In Confessions of a Medicine Man: An Essay in Popular Philosophy (MIT Press, Cambridge, MA, 2000, pp. 109-110) Alfred I. Tauber writes:
Health care providers have to listen, respond, and generally account for the subjective experience of a patient’s complaint. So much of our discontent can be traced to the too little time the physician spends with a client, and how poorly a true dialogue develops. Focusing upon the clinical narrative, the patient’s rendition of the disease experience offers crucial insight to the physician, both as scientist and empathetic, that is, ethical, healer. Beyond obtaining information that may be important in tending to the patient’s particular physical needs, a patient’s own description of the illness presents the physician with the problem of suffering, and the profound disruption, uncertainty, and pain that disease imposes. To ignore this aspect of illness is to deny the patient’s fundamental humanity and relegate them to the status of object.
In an older post titled Taylorism and the Doctor’s Office I had complained about the slavish devotion to efficiency and throughput maximization visible in the work of the physician; an important component of the dissatisfaction I felt then, one not fully articulated, was that my physicians, my healers, were simply not listening to me:
The patient, meanwhile, many of his questions unanswered, his possible inputs to the diagnostic process ignored, returns home, disquieted by the experience, disillusioned by the wonders of face-to-face contact with a fellow human being, and supposedly a healer at that.
This is a real frustration with serious consequences. As a patient, I have a great deal to tell my doctor about my personal experience of the illness: this is how it feels on the ‘inside’; this is how it affects the way I move, the way I relate to my body; these are the kinds of things I want to do and cannot do; this is how I now see myself in relation to the world and my body. I see these as important inputs into the healing process; I see them as descriptions of my dis-ease, a tabulation of the ways in which I am no longer whole and long to put back together again.
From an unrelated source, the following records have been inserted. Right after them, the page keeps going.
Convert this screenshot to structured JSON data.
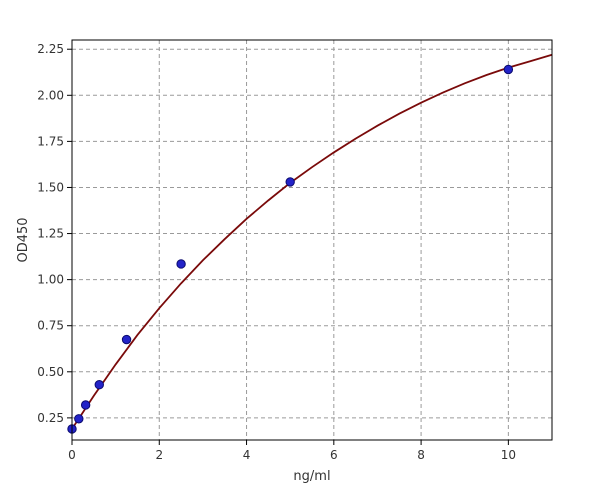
{
  "chart_data": {
    "type": "scatter",
    "title": "",
    "xlabel": "ng/ml",
    "ylabel": "OD450",
    "xlim": [
      0,
      11
    ],
    "ylim": [
      0.13,
      2.3
    ],
    "xticks": [
      0,
      2,
      4,
      6,
      8,
      10
    ],
    "xtick_labels": [
      "0",
      "2",
      "4",
      "6",
      "8",
      "10"
    ],
    "yticks": [
      0.25,
      0.5,
      0.75,
      1.0,
      1.25,
      1.5,
      1.75,
      2.0,
      2.25
    ],
    "ytick_labels": [
      "0.25",
      "0.50",
      "0.75",
      "1.00",
      "1.25",
      "1.50",
      "1.75",
      "2.00",
      "2.25"
    ],
    "grid": true,
    "series": [
      {
        "kind": "points",
        "x": [
          0,
          0.156,
          0.313,
          0.625,
          1.25,
          2.5,
          5,
          10
        ],
        "y": [
          0.19,
          0.245,
          0.32,
          0.43,
          0.675,
          1.085,
          1.53,
          2.14
        ]
      },
      {
        "kind": "fitted-curve",
        "x": [
          0,
          0.25,
          0.5,
          0.75,
          1,
          1.5,
          2,
          2.5,
          3,
          3.5,
          4,
          4.5,
          5,
          5.5,
          6,
          6.5,
          7,
          7.5,
          8,
          8.5,
          9,
          9.5,
          10,
          10.5,
          11
        ],
        "y": [
          0.19,
          0.28,
          0.37,
          0.455,
          0.54,
          0.7,
          0.845,
          0.98,
          1.105,
          1.22,
          1.33,
          1.43,
          1.525,
          1.61,
          1.69,
          1.765,
          1.835,
          1.9,
          1.96,
          2.015,
          2.065,
          2.11,
          2.15,
          2.185,
          2.22
        ]
      }
    ],
    "colors": {
      "curve": "#7a0a0a",
      "point_fill": "#2323c8",
      "point_stroke": "#0a0a6e",
      "grid": "#9a9a9a",
      "axis": "#000000"
    }
  }
}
My illness is not just a set of physical markers; it is an impairment of my being in this world, and I am best placed to report on a very particular aspect of that fractured relationship.
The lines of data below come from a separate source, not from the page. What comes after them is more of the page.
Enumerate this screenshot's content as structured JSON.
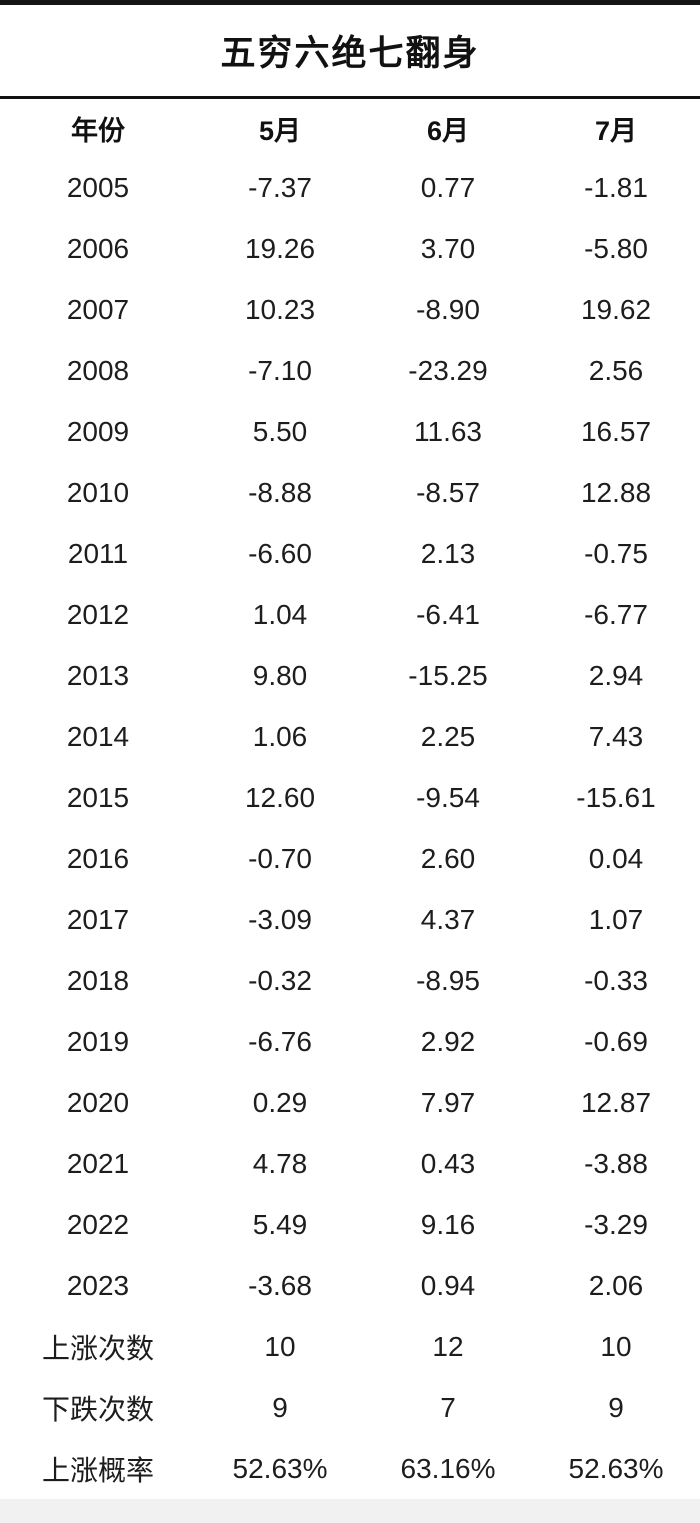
{
  "chart_data": {
    "type": "table",
    "title": "五穷六绝七翻身",
    "columns": [
      "年份",
      "5月",
      "6月",
      "7月"
    ],
    "rows": [
      [
        "2005",
        "-7.37",
        "0.77",
        "-1.81"
      ],
      [
        "2006",
        "19.26",
        "3.70",
        "-5.80"
      ],
      [
        "2007",
        "10.23",
        "-8.90",
        "19.62"
      ],
      [
        "2008",
        "-7.10",
        "-23.29",
        "2.56"
      ],
      [
        "2009",
        "5.50",
        "11.63",
        "16.57"
      ],
      [
        "2010",
        "-8.88",
        "-8.57",
        "12.88"
      ],
      [
        "2011",
        "-6.60",
        "2.13",
        "-0.75"
      ],
      [
        "2012",
        "1.04",
        "-6.41",
        "-6.77"
      ],
      [
        "2013",
        "9.80",
        "-15.25",
        "2.94"
      ],
      [
        "2014",
        "1.06",
        "2.25",
        "7.43"
      ],
      [
        "2015",
        "12.60",
        "-9.54",
        "-15.61"
      ],
      [
        "2016",
        "-0.70",
        "2.60",
        "0.04"
      ],
      [
        "2017",
        "-3.09",
        "4.37",
        "1.07"
      ],
      [
        "2018",
        "-0.32",
        "-8.95",
        "-0.33"
      ],
      [
        "2019",
        "-6.76",
        "2.92",
        "-0.69"
      ],
      [
        "2020",
        "0.29",
        "7.97",
        "12.87"
      ],
      [
        "2021",
        "4.78",
        "0.43",
        "-3.88"
      ],
      [
        "2022",
        "5.49",
        "9.16",
        "-3.29"
      ],
      [
        "2023",
        "-3.68",
        "0.94",
        "2.06"
      ]
    ],
    "summary_rows": [
      [
        "上涨次数",
        "10",
        "12",
        "10"
      ],
      [
        "下跌次数",
        "9",
        "7",
        "9"
      ],
      [
        "上涨概率",
        "52.63%",
        "63.16%",
        "52.63%"
      ]
    ]
  },
  "colors": {
    "text": "#1d1d1d",
    "divider": "#111111",
    "top_bar": "#151515",
    "bottom_strip": "#f1f1f1"
  }
}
Because I consider myself a good observer, and a good reporter, I come to each doctor’s visit with a sense of anticipation: I will place these reports and descriptions at the service of my doctor, and he will combine them with his expert physiological, medical, and scientific knowledge to produce the optimum healing package. Together, doctor and patient, interacting with each other, will move to a new co-anchored state of being: the doctor becomes a better doctor by healing, by having his skills honed on this new ‘challenge’; I will return to good health.
But my doctor has no time for such niceties; he cannot be bothered to listen to his partner; he cannot wait to hear the ‘other side’ of the story; he is only concerned with test parameters, visible observations, and quick slotting into categories (and the submission of an insurance claim for payment.) To listen to a patient will interfere with the most efficient ‘best practice,’ the one recommended by the management consultant group in charge of his clinic or hospital.
The patient’s experience of the illness falls by the wayside; it is the least important part of the modern ‘healing’ process. And with that assessment, the patient becomes just as marginal, ready to be objectified.
It is not the fault of the doctor, at least not completely. About half the money in medical care goes to Insurance and management. Dr Alex Lickerman (Happiness in this world blog) has started a primary care. For a reasonable monthly fee (much less than what I pay for insurance) he or his assistant doctor can listen to the patient for more than an hour. You may want to read his opinion about primary care. He is in Chicago. There may be a similar service in NYC.
The problem outlined is the central problem in medicine, and the problem with medical ethics. The trouble is: your doc. is ideally trying to use language in two very different ways when he is having a conversation with you.
Primarily, he is using language to gather information about your immediate complaint in a way that will allow him to correlate your information with statistical data at his disposal. I don’t mean that he is running the numbers, but he is at least plugging your words into a series of models constructed of weighted risks and likelihoods.
Ethically, he is obligated to do his best for you in carrying out that process.
However, what’s best for you is not inherent in that process. To find out what’s best for you, he would have to find out what use you have for your health. He can then advise you based on your valuation of health re: the outcomes his diagnostic and treatment algorithms.
So ideally, he is not just cross-examining you, he is trying to build a picture of your attitude toward being in the exam room, and your attitude toward the problem that brought you there. The second use of language is ideal, but it is not an ethical imperative.
When the information gathering is all that’s happening, it feels adversarial, disrespectful, and a little empty. ‘Cause it is.